"Les fondamentaux de la politique étrangère française vont assez mal s'accorder" avec ceux de Donald Trump

Donald Trump à New York, le 9 novembre 2016, après l\'annonce de son élection à la présidence des États-Unis
Donald Trump à New York, le 9 novembre 2016, après l'annonce de son élection à la présidence des États-Unis (JOE RAEDLE / GETTY IMAGES NORTH AMERICA / AFP)

L'élection de Donald Trump à la présidence des États-Unis, mercredi 9 novembre, ouvre une période d'incertitude dans le monde. Pour Olivier Chopin, spécialiste en sécurité internationale, certains renversements de politique étrangère sont possibles.

Il menace de sortir de l'Otan. Il veut battre le groupe État islamique avec l'aide de la Russie et renégocier l'accord nucléaire avec l'Iran. Quelles peuvent être les conséquences géopolitiques de l'élection de Donald Trump mardi 8 novembre à la présidence américaine ? franceinfo a posé la question à Olivier Chopin, enseignant à Science Po et spécialiste des questions de sécurité internationale.

franceinfo : L'élection de Donald Trump comporte-t-elle le risque d'une déstabilisation de la scène internationale ?

Olivier Chopin : Le mot "déstabilisation" est un peu fort et c'est sans doute trop tôt pour le dire. Il règne pour le moment une certaine incertitude sur les intentions de Donald Trump. Si certaines propositions de campagne du républicain sont effectivement mises en œuvre dans la politique étrangère et de sécurité américaine, cela va provoquer un certain nombre de renversements.

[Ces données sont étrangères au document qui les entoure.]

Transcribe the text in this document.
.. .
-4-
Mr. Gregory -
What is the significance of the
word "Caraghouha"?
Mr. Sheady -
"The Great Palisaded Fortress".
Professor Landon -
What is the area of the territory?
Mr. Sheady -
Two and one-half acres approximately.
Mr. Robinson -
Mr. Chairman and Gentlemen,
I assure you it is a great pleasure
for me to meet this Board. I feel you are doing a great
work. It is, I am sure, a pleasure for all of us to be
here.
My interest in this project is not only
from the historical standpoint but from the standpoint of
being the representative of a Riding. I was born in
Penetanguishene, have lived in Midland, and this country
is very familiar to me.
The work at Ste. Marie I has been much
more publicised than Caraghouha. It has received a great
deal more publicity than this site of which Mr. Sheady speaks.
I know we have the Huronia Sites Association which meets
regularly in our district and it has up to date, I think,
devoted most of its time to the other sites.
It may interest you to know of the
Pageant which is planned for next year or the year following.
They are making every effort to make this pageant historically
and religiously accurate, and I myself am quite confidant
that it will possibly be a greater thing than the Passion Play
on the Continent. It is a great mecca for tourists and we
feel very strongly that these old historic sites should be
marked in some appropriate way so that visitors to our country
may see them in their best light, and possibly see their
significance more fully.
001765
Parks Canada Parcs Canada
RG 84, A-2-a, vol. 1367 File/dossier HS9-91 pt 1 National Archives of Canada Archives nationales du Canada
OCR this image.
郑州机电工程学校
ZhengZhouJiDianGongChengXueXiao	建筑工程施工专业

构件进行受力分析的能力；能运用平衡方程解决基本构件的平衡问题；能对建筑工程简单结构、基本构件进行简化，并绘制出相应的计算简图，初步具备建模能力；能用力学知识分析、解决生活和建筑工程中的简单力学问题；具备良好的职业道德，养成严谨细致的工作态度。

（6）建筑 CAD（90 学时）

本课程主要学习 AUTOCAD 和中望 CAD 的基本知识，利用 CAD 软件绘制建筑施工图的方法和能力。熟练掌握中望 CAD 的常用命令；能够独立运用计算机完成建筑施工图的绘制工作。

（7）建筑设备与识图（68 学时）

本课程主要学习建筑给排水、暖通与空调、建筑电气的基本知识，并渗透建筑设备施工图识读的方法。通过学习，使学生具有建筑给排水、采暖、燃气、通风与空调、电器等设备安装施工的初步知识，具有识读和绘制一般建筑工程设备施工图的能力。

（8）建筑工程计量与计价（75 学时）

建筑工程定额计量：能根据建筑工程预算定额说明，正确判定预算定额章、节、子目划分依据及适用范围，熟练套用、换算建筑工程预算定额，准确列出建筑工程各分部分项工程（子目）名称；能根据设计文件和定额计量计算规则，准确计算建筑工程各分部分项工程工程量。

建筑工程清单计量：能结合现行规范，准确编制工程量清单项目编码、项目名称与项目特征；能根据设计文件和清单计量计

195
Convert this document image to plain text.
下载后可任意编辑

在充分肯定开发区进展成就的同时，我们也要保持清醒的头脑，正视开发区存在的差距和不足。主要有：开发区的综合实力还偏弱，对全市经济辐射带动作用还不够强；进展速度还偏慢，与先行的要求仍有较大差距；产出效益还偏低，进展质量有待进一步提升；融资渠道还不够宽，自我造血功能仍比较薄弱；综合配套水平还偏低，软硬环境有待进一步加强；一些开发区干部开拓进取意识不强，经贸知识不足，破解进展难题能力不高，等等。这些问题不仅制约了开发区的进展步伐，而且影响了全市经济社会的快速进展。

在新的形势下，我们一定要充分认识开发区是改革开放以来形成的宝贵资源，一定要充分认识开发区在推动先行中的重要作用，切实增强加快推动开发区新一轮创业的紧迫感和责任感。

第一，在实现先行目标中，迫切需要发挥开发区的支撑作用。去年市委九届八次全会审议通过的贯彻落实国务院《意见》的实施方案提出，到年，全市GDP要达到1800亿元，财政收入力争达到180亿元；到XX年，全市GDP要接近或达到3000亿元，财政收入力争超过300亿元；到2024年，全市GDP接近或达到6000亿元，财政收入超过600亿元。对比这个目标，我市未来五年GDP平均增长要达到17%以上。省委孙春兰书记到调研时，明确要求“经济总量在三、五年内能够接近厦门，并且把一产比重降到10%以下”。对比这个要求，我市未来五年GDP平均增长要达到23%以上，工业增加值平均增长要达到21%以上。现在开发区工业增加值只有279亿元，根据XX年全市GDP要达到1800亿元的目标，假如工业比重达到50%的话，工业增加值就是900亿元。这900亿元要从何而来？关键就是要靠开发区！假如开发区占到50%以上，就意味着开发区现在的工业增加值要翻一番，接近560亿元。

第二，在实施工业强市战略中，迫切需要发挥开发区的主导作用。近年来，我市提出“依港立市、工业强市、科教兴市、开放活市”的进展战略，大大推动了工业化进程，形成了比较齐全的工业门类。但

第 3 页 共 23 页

Par exemple, l'Otan était jusqu'à maintenant une organisation destinée à contenir la possibilité d'une résurgence de la puissance russe ou des menaces à l'est de l'Europe. Si un rapprochement de Washington et de Moscou aux dépends des Européens devient effectif, ce serait un renversement important de la politique étrangère de ces soixante dernières années.

La crise syrienne est l'un des grands dossiers internationaux que devra gérer Donald Trump. Son arrivée à la présidence est-elle une bonne nouvelle dans la lutte contre Daech ?

Si l'on considère que Daech doit être détruite de manière brutale et par tous les moyens possibles, une alliance russo-américaine serait très efficace. Mais les dommages collatéraux et les victimes civiles des frappes russes sont déjà très préoccupants. Si les États-Unis appuient la Russie, cela posera un problème majeur à certains partenaires européens, notamment à la France et à l'Allemagne. Ce n'est pas un jeu totalement libre pour Donald Trump. 

Les relations franco-américaines peuvent-elle prendre un coup de froid ?

Les fondamentaux de la politique étrangère française, qui repose sur la promotion du droit et un certain idéalisme, vont assez mal s'accorder avec une politique réaliste, froide et calculatrice de Donald Trump. Mais n'oublions pas que la politique américaine est structurée par l'idée des intérêts nationaux et des rapports de puissance. Aux yeux de Donald Trump, il faut laisser agir ceux qui pourront mieux agir que les États-Unis. Cela signifie que le renforcement de l'Europe de la défense va devenir une nécessité. Au sein de l'Otan également, les Européens vont devoir faire un effort pour financer et participer militairement beaucoup plus à leur propre défense. On peut imaginer un rééquilibrage assez important.